Sports | April 16, 2021 10:32 am

Why in Hell Was Punter Jake Ford the No. 1 Pick in a Canadian Football League Draft?

The BC Lions Football Club took Ford first overall in Thursday's CFL Global Draft

The CFL logo
The CFL logo on an official Canadian CFL league ball.
Tom Szczerbowski/Getty

Though there isn’t the equivalent of Mel Kiper or Kirk Herbstreit to help us break it down, the Canadian Football League held a draft on Thursday that began with a confounding (on the surface, at least) first pick.

With the first overall selection in the CFL Global Draft, the BC Lions Football Club took Australian punter Jake Ford at No. 1 out of Ouachita Baptist University, a Division II NCAA program in Arkansas.

While Ford, who started his NCAA career with the Oregon Ducks in 2015, seems like a fine punter, the fact that he is a 28-year-old kicker would seem to almost automatically preclude him from being selected in the first round of any draft, let alone at No. 1 overall.

But, as it turns out, Ford, who led the nation in net punting in 2018, was actually one of four kickers to go in the top 10 picks of the first round of Thursday’s draft, as his selection was followed by Joseph Zema going sixth overall to Montreal, Cody Grace going at No. 7 to Calgary and Joel Whitford going eighth to Hamilton.

The Saskatchewan Roughriders went on to nab Norweigian punter Kaare Vedvik in the second round at No. 14 overall and 11 kickers/punters had been chosen in total by the end of the day.

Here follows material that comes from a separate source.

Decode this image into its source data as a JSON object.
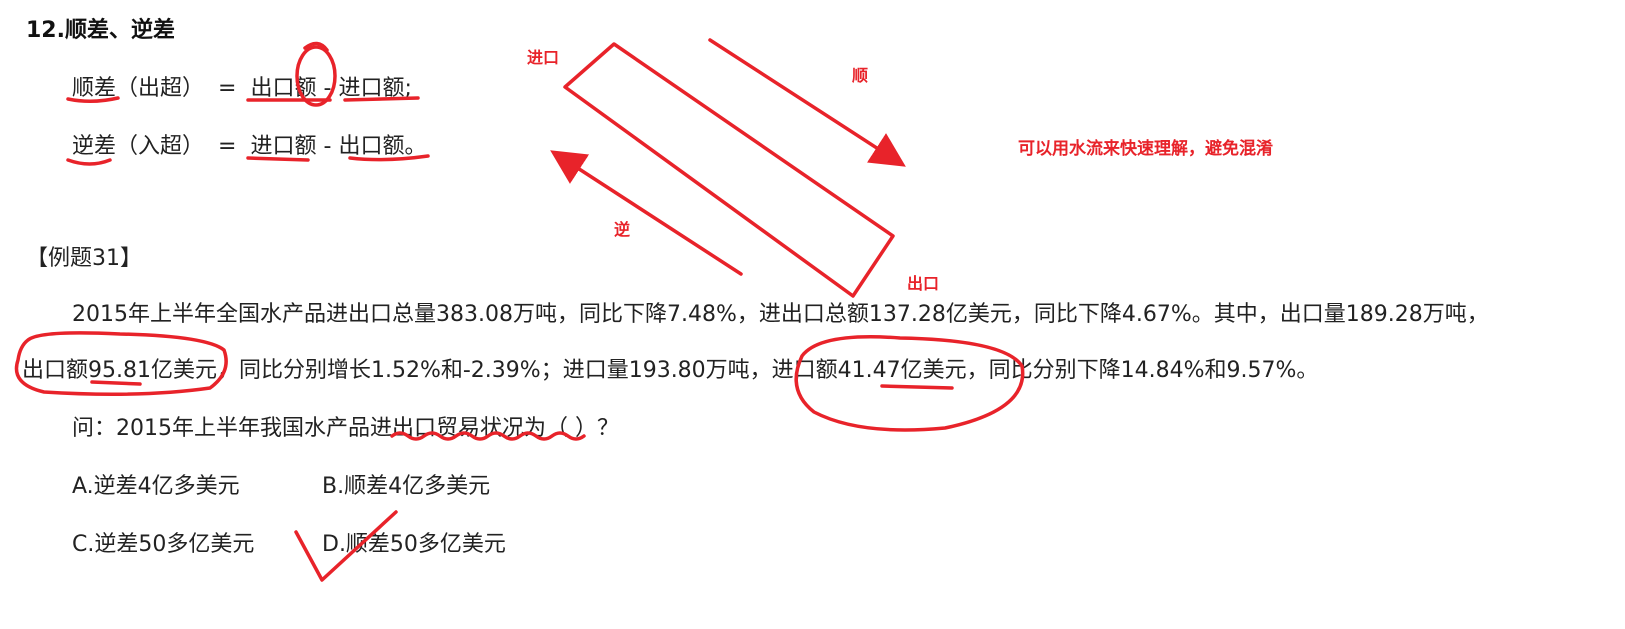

While it seems that a rise in punting analytics and the fact that punters can contribute on the scoreboard in the CFL (teams get a point when the ball is kicked into the end zone in some circumstances in what is known as a rouge) would put somewhat of a premium on the position, it stills seems very odd that teams would use such high picks on kickers. So what’s the deal?

It’s just a guess, but our thought is that the teams rolling with kickers has to do with a new rule this year that stipulates CFL teams must carry two global players on their active rosters during the season.

Since they need to carry a pair of global players regardless of their skill level, teams likely want to get the most bang for their buck from the guys they are being forced to keep on the roster. As there is a vastly bigger difference in importance between carrying a good linebacker or quarterback or a player who is poor at one of those positions, it makes more sense to draft a player you’ll potentially have to keep even if they suck at a position where it won’t matter as much. Being forced to keep a bad punter could hurt; being required to keep a bad QB would kill. At least that’s our theory …

Perhaps the way teams treat kickers in the Canadian Draft on May 4 will paint a clearer picture.